Volvió a dejarlo en la mesita, apoyó en el suelo los pies descalzos y se levantó. Lo
primero que constató fue que seguía haciendo un viento de mil demonios. Lo
segundo fue que en su cabeza había desaparecido por completo el murmullo lejano de
voces. Ya no había telepatía, y Kurtz se alegraba, porque la había vivido como una
ofensa tan profunda como elemental, a la manera de determinadas prácticas sexuales.
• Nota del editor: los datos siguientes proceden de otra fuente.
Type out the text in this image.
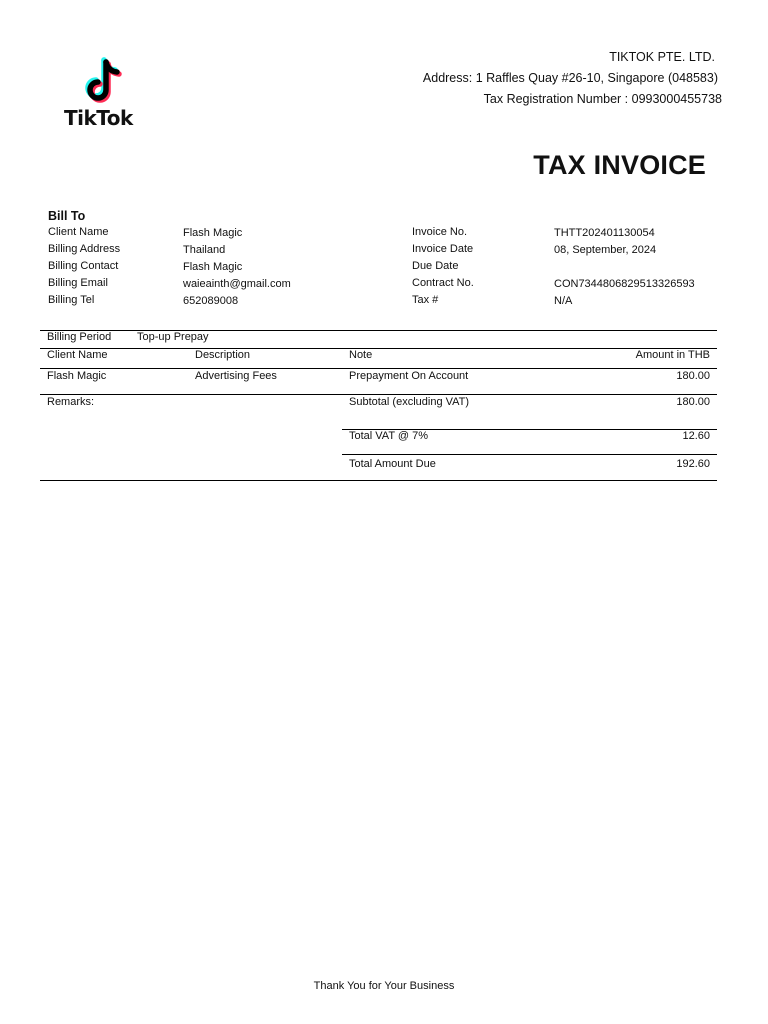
TikTok
TIKTOK PTE. LTD.
Address: 1 Raffles Quay #26-10, Singapore (048583)
Tax Registration Number : 0993000455738
TAX INVOICE
Bill To
Client Name	Flash Magic
Billing Address	Thailand
Billing Contact	Flash Magic
Billing Email	waieainth@gmail.com
Billing Tel	652089008
Invoice No.	THTT202401130054
Invoice Date	08, September, 2024
Due Date
Contract No.	CON7344806829513326593
Tax #	N/A
Billing Period Top-up Prepay
Client Name	Description	Note	Amount in THB
Flash Magic	Advertising Fees	Prepayment On Account	180.00
Remarks:	Subtotal (excluding VAT)	180.00
Total VAT @ 7%	12.60
Total Amount Due	192.60
Thank You for Your Business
La idea de que pudieran meterse en su cabeza, de que pudieran visitar los niveles
superiores de su cerebro… le había parecido horrible. Sólo por eso, por ser portadores
de un don tan asqueroso, los grises ya se merecían que se los cargasen. Menos mal
que había resultado efímero.
Kurtz se quitó los shorts grises de gimnasia y se quedó desnudo frente al espejo
de la puerta del dormitorio, dejando que sus ojos le recorrieran por entero desde los
pies (donde empezaban a verse los primeros ovillos de venitas rojas) hasta la
coronilla, donde se le había puesto tieso de dormir el pelo canoso. Para ser un hombre
de sesenta años, no tenía demasiado mal aspecto. Lo peor eran las venas de los lados
de los pies. Tampoco tenía mal badajo, no; al contrarío, aunque no lo había usado
mucho. Por lo general, las mujeres eran seres inmundos e incapaces de lealtad.
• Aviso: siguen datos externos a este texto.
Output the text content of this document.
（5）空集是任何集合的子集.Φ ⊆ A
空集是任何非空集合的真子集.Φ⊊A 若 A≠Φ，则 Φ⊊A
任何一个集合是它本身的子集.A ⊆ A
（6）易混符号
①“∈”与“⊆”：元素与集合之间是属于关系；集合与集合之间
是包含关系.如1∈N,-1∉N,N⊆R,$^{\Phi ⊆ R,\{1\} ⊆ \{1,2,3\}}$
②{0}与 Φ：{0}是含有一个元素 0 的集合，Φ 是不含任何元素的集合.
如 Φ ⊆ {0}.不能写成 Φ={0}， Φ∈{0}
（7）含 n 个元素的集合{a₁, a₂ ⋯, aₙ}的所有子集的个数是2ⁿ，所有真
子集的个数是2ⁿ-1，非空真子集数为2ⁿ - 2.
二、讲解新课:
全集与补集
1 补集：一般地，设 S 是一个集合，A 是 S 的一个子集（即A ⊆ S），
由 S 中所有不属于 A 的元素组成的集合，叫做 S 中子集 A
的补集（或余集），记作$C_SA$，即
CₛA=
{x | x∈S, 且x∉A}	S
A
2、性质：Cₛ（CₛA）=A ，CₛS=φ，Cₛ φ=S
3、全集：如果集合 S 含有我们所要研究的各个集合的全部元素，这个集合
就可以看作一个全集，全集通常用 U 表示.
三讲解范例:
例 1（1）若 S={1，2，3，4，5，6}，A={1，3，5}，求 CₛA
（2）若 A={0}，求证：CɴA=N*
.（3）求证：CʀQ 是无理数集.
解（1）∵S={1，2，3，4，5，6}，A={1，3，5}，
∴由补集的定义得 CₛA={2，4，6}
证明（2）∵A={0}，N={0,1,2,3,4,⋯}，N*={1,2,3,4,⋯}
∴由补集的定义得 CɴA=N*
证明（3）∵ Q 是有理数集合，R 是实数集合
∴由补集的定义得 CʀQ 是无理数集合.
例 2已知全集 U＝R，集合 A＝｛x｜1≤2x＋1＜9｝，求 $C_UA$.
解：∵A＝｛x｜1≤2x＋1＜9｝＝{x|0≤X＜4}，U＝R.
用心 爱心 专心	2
Agotaban a los hombres. En lo más íntimo de su corazón de hombre no cuerdo,
donde hasta su locura se presentaba bien planchada, almidonada y sin particular
interés, Kurtz consideraba que el sexo en general era un mal rollo. Incluso cuando se
practicaba para procrear, solía tener como resultado un tumor dotado de cerebro que
no se diferenciaba mucho de los bichos caca.
Al llegar a la coronilla, Kurtz dejó que sus ojos hicieran el recorrido al revés,
atentos a cualquier punto rojo, cualquier congestión de la piel. No había nada. Dio
media vuelta, miró lo que se podía ver forzando al máximo la cabeza y siguió sin ver
nada. Entonces se separó las nalgas, metió los dedos entre ellas, se introdujo un dedo
en el ano hasta la segunda falange y sólo palpó
carne.
—Estoy limpio —dijo con voz grave, mientras se daba prisa en lavarse las manos
en el exiguo cuarto de baño de la caravana—. Como una patena.
Después volvió a enfundarse los shorts y se sentó para ponerse los calcetines.